I open the folder on my laptop labelled ‘Lessons,’ scanning for today’s lecture on Chabon. But my eyes land on the Margaret Atwood lecture I gave six months ago. That was the day I’d had to explain the PAViD pandemic to my students. The news channels were reporting on how it was raging across Asia. The divorce rate was soaring, people were quitting their jobs, kids were dropping out of school, and Kim Jong-un was dead, dragged through the streets of Pyongyang by his own people. Governments were scrambling to understand PAViD, how to stop the spread. But it had already reached North America by then, though it remained undetected for a few months more.

 

“Professor Gaskell, what’s an amy-gee-dala?” Skanda had asked, as I was preparing to launch into my Margaret Atwood lecture.

 

“It’s pronounced a-MIG-dala,” I’d explained, “taken from the Latin for almond, because they’re almond-shaped.”

 

“So, what do they do?” asked Liam.

 

“They’re part of the brain that controls our fear response. When we perceive something, within nanoseconds the amygdala decides whether we ought to be fearful, and if so, what our response should be: fight, flight, or freeze.” I said. “PAViD is a bacteriophage, a bacterial virus, that eats portions of the amygdala.”

 

“Will it kill us?”

 

“Not directly.” I replied, “But as Henry Hallam Tweedy, professor of practical theology said, ‘Fear is the father of courage and mother of safety.’ Fear has been our constant prickling companion for millennia. It helps keep us alert, wary, always on the look-out for things that can harm us. It's a powerful motivator--"

 

“But Bertrand Russell said fear is source of superstition and of cruelty,” Skanda countered.

 

I nodded, “Fear of the unknown leads to superstitions and myths and even religions, as we struggle to explain the inexplainable. What fears do you have, that stem from the unknown?”

 

I invited them to write on the whiteboard.

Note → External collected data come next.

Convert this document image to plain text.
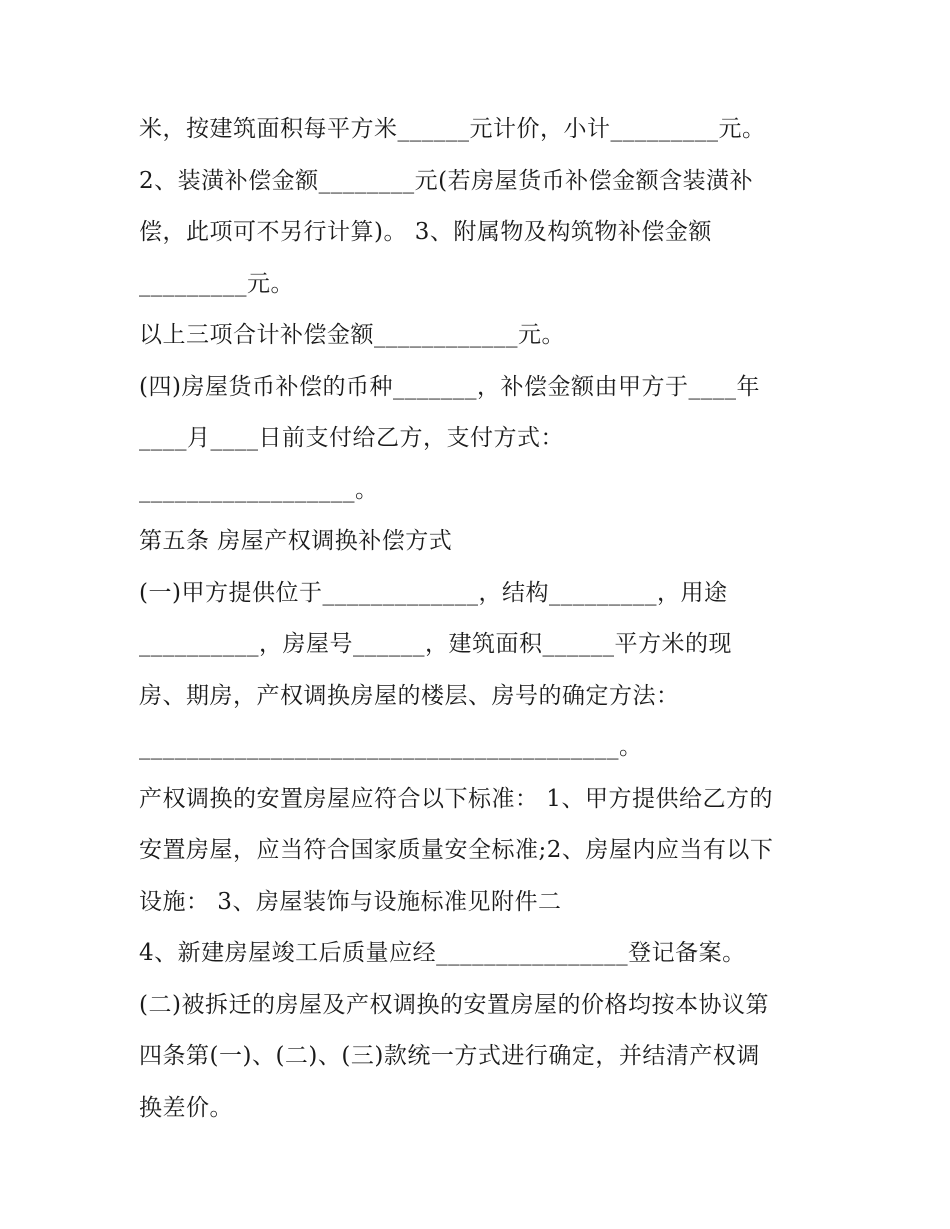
米，按建筑面积每平方米______元计价，小计_________元。
2、装潢补偿金额________元(若房屋货币补偿金额含装潢补
偿，此项可不另行计算)。 3、附属物及构筑物补偿金额
_________元。
以上三项合计补偿金额____________元。
(四)房屋货币补偿的币种_______，补偿金额由甲方于____年
____月____日前支付给乙方，支付方式：
__________________。
第五条 房屋产权调换补偿方式
(一)甲方提供位于_____________，结构_________，用途
__________，房屋号______，建筑面积______平方米的现
房、期房，产权调换房屋的楼层、房号的确定方法：
________________________________________。
产权调换的安置房屋应符合以下标准： 1、甲方提供给乙方的
安置房屋，应当符合国家质量安全标准;2、房屋内应当有以下
设施： 3、房屋装饰与设施标准见附件二
4、新建房屋竣工后质量应经________________登记备案。
(二)被拆迁的房屋及产权调换的安置房屋的价格均按本协议第
四条第(一)、(二)、(三)款统一方式进行确定，并结清产权调
换差价。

A list slowly emerged.

Strange noises in the night

People I don’t know

Dogs

Eating something I can’t identify

Democrats

Dying

Telling someone I love them

 

“Then there is the fear of losing our perceived status in society,” I continued. “This encompasses fear of failure, of being embarrassed, being rejected. Such fear often results in cruelty as we try to maintain our status by pushing others down. When do you feel afraid of failure, of rejection?"

 

They offered:

Going to the beach, in a swimsuit

Headstands

Speaking up in class

Being laughed at

Karaoke

Farting in a quiet room

Telling someone I love them

​

“Some argue that fear keeps curiosity in check.” I said. “If we don’t fear the unknown or being embarrassed, then we will try more things. But some of those things may be dangerous, even lethal. Also, if we do not fear authority, then what’s the impetus to obey? Will we resort to thievery and corruption and jaywalking and blasphemy, if we do not fear punishment?”

 

“But, hang on Professor Gaskell,” Maya piped up. “Just because we aren’t afraid of doing something, doesn’t mean we can’t understand the consequences of our actions. Fear is not the only reason we obey the laws, or why we follow the Golden Rule, to treat people the same way as we wish to be treated.”

 

“I guess we’ll find out, Maya,” I said. “We can hope that Napoleon got it wrong when he observed that ‘Men are moved by two levers only: fear and self interest.’ For if he's right, once fear is gone, only selfishness remains.”

 

The reminder chimes again, five minutes until class begins. I look out the open window of my office at the green lawn and benches filled with people lounging in the summer sun. Professor Xu gesticulates broadly as she converses with Orin, the janitor. Liam jumps down from a tree, yelping in pain as he twists his ankle. In the shade of the maple tree closest to my window, Skanda kisses Maya, and whispers, “I love you.”

 

In the lower corner of my window, swaying in the breeze, a spider weaves a web.